On 5 Jun 2001, Alfred Hickling reviewed The Importance of Being Earnest at the Library Theatre, Manchester, for The Guardian:
“Not only does this wickedly irreverent revival buff up Oscar Wilde’s old handbag to a gleaming new shine, but by picking up the author’s trail of coded gay messages, director Lawrence Till exposes the impotence of most Earnests. The play’s homosexual subtext is not so difficult to find. “Ernest” was a Victorian euphemism for a homosexual, “Cecily” a popular trade reference to rent boys; as for “Bunburying” – don’t ask. Maybe the reason that more genteel productions glide past the play’s subversive sexual signposts is the suspicion that the road can only lead to anarchy.
This is precisely where Till’s production heads with such gay abandon. Gender confusion is not only compounded but celebrated. Roles are not only reversed but physically swapped during the interval. Buried references in the script are dug out and displayed like prizewinning vegetables – you will never think of the provenance of Lady Bracknell’s cucumber sandwiches the same way again.
Given a cool-cat 1950s treatment by designer Richard Foxton – including coffee bars, Vespas and a gargantuan handbag that spills open to reveal Teletubby-land for the rural scenes – the concept riskily straddles the boundary between a radical re-reading and a send-up. But Till’s ram raid on the play’s sexual metaphor is willingly abetted by the dynamic duo of Maggie Fox and Sue Ryding, better known as the hilarious literary terrorists Lip Service. Fox and Ryding are more usually to be found playing all the parts in their own lit-skits; here they have a real script and a company of actors to work with. But every aspect of the production is subjected to the Lip Service school of parody, a superabundance of sight gags and silly sound effects included.
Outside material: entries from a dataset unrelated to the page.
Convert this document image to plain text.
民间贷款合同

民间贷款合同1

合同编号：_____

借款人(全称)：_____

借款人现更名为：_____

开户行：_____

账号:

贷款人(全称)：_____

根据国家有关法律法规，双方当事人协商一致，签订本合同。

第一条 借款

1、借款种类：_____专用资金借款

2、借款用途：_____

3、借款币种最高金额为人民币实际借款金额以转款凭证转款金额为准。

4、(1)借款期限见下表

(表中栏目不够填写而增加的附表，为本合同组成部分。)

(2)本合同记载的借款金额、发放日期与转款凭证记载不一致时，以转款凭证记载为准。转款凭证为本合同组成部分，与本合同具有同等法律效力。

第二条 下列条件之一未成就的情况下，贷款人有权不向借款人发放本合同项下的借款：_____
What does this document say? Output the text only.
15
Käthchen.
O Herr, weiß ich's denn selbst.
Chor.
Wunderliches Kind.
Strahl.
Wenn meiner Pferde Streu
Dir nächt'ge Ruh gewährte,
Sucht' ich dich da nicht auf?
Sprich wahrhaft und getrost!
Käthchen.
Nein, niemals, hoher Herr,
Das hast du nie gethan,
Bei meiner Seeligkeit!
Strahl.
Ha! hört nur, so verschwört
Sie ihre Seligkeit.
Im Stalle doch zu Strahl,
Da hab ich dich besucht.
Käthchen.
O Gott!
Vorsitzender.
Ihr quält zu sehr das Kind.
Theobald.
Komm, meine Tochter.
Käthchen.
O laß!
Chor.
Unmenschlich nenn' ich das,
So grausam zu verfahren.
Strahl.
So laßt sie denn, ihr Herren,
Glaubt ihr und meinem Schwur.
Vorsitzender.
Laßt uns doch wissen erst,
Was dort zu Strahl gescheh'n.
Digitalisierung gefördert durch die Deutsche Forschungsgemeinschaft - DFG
While not a word of Wilde has been altered, Lip Service deliver every line as if embarrassed to do so. This neatly diffuses the more laborious passages of decadent wit – Till’s production remains astutely aware of the difference between dialogue and repartee and never lapses into the torpid prolixity that afflicts most Wilde revivals. This chaotic camp-fest is unlikely to appeal to everyone’s taste in classical theatre, but it’s invigorating to see playful subversion restored to an establishment figure who was born to be wild.”